As the report states:

“It is believed that one of the most significant challenges in recruiting participants for this project is the existence of a deep mistrust and fear of the police among communities that have historically been (and continue to be) oppressed, discriminated against, marginalized, and agonized by police services locally, nationally and globally. . . The KSI team would like to acknowledge all who had the courage to share their experiences and offer their feedback or recommendations. Their participation is invaluable and has not gone unnoticed.”

The community consultations led to a report with recommendations in a number of key areas: recruitment, training and professional development, internal culture, community interactions and outreach and accountability, transparency and communications.

One recommendation called for the establishment of an EDIIA Accountability Committee, with community membership, which seems to reflect a commitment made by the police at the beginning of the process to create a KP Community Inclusion Council.

Destroying trust

While KCHC completed its report and provided it to KP in July of last year, it proved difficult to come to an agreement with KP about the timing of the planned collaborative release of the report to the public. Out of respect to the partnership with KP, KCHC did not make the report public – despite promises it had made to its communities – for 10 months.

However, when KP’s inaction on planning a joint release of the report continued, despite repeated requests from KCHC, the health centre made the decision to share the report on its own in late April, notifying the police of its intention to do so. The report was made public by KCHC on April 28th, following which the police released it in a press release on May 4th.

On May 10th, KCHC issued a media release which read, in part:

“While the final report and recommendations were presented to Kingston Police in July of 2022, and despite frequent requests from KCHC, as of April 2023, KP had not yet agreed to a collaborative release of the report or to accept KSI’s implementation plan.
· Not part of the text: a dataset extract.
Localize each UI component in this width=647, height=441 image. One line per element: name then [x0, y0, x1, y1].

At this point, ten months after the submission of the completed report and one year after the agreed-upon end date of this project, KCHC felt strongly that they had to honour their commitment to share the report with the agencies and communities who bravely shared their thoughts, experiences and opinions over the course of the consultation process.”

The release further notes, in the words of KSI Project Lead Roger Romero, that the response of the police to the report isn’t adequate:

“Kingston Police should publicly outline the measures they have taken to improve relationships with equity-deserving communities. KP owes the Kingston community a transparent and fulsome outline of the EDI-related activities, including measures of accountability to track their progress.”
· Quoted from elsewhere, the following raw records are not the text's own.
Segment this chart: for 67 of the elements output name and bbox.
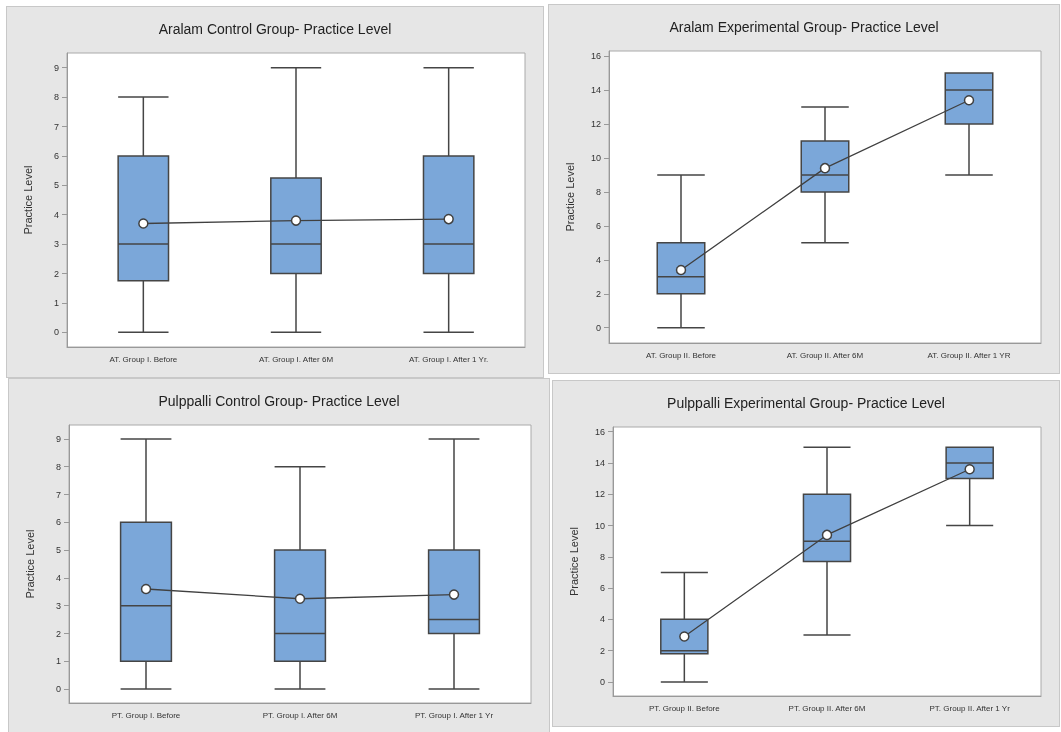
x-tick-label: PT. Group I. After 1 Yr	[414, 710, 494, 720]
y-tick-label: 10	[594, 520, 605, 531]
y-tick-label: 16	[590, 51, 601, 62]
y-tick-label: 5	[53, 180, 59, 191]
y-tick-label: 14	[594, 457, 605, 468]
point	[679, 631, 690, 642]
y-tick-label: 6	[595, 220, 601, 231]
y-tick-label: 6	[55, 517, 61, 528]
y-tick-label: 0	[595, 322, 601, 333]
point	[294, 593, 306, 604]
point	[448, 589, 460, 600]
y-tick-label: 3	[53, 239, 59, 250]
x-tick-label: PT. Group II. After 6M	[788, 703, 866, 713]
y-axis-title: Practice Level	[21, 165, 34, 235]
y-tick-label: 2	[599, 645, 605, 656]
y-tick-label: 7	[55, 489, 61, 500]
y-tick-label: 1	[55, 656, 61, 667]
y-tick-label: 16	[594, 426, 605, 437]
y-axis-title: Practice Level	[23, 529, 36, 599]
y-tick-label: 4	[595, 254, 601, 265]
y-tick-label: 6	[599, 583, 605, 594]
point	[140, 583, 152, 595]
y-tick-label: 12	[590, 119, 601, 129]
x-tick-label: AT. Group I. After 1 Yr.	[409, 354, 489, 364]
y-tick-label: 2	[53, 268, 59, 279]
y-tick-label: 8	[595, 186, 601, 197]
point	[964, 463, 975, 475]
x-tick-label: AT. Group II. After 1 YR	[927, 350, 1011, 360]
y-axis-title: Practice Level	[563, 162, 576, 232]
y-tick-label: 0	[599, 676, 605, 687]
y-tick-label: 1	[53, 297, 59, 308]
y-tick-label: 9	[53, 62, 59, 73]
x-tick-label: PT. Group I. After 6M	[262, 710, 338, 720]
chart-title: Aralam Experimental Group- Practice Level	[669, 19, 939, 35]
chart-title: Aralam Control Group- Practice Level	[158, 21, 392, 37]
point	[675, 264, 687, 276]
y-tick-label: 14	[590, 85, 601, 96]
y-tick-label: 2	[595, 288, 601, 299]
chart-title: Pulppalli Experimental Group- Practice Level	[667, 395, 945, 411]
y-tick-label: 4	[599, 614, 605, 625]
y-tick-label: 5	[55, 545, 61, 556]
y-tick-label: 4	[53, 209, 59, 220]
x-tick-label: PT. Group I. Before	[111, 710, 181, 720]
y-tick-label: 8	[53, 92, 59, 103]
y-tick-label: 7	[53, 121, 59, 132]
y-tick-label: 0	[55, 684, 61, 695]
x-tick-label: PT. Group II. Before	[648, 703, 721, 713]
y-tick-label: 9	[55, 433, 61, 444]
y-tick-label: 4	[55, 572, 61, 583]
x-tick-label: PT. Group II. After 1 Yr	[929, 703, 1011, 713]
point	[963, 94, 975, 106]
y-axis-title: Practice Level	[567, 526, 580, 597]
point	[821, 529, 833, 541]
point	[819, 162, 831, 174]
y-tick-label: 8	[599, 551, 605, 562]
x-tick-label: AT. Group II. Before	[645, 350, 717, 360]
y-tick-label: 3	[55, 600, 61, 611]
y-tick-label: 10	[590, 152, 601, 163]
y-tick-label: 2	[55, 628, 61, 639]
x-tick-label: AT. Group I. After 6M	[258, 354, 334, 364]
y-tick-label: 12	[594, 489, 605, 500]
y-tick-label: 0	[53, 327, 59, 338]
y-tick-label: 8	[55, 461, 61, 472]
x-tick-label: AT. Group II. After 6M	[786, 350, 864, 360]
y-tick-label: 6	[53, 150, 59, 161]
x-tick-label: AT. Group I. Before	[109, 354, 178, 364]
chart-title: Pulppalli Control Group- Practice Level	[158, 393, 400, 409]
KP claims to have included its EDIIA goals in its new strategic plan, but according to researcher Giselle Valarezo:

“After review of the KP Strategic Plan, it’s clear that the KSI report recommendations were only superficially interwoven.”

The lack of action taken by the police, the fact that the KP EDI position is currently vacant and plans for the inclusion council are on hold, along with poor communication, has left the KSI team disheartened and many in the community wondering why they bothered to get involved. The cynicism that Meslin warns against has set in.

As project lead Romero says:

“We leveraged our relationships in the community. We’ve been part of the Kingston community since the late 1980s and we have built years of trust. We went to the encampments, to programs for addictions and mental health. We said, ‘Yes, something will happen.’ But right now we’re going back on that piece, and that’s really difficult for someone like me, as someone who has worked in the community. We went to them and said, ‘Trust us. Change is going to happen.’ Now we’re part of that lie. It is literally a dusty report on a shelf right now.”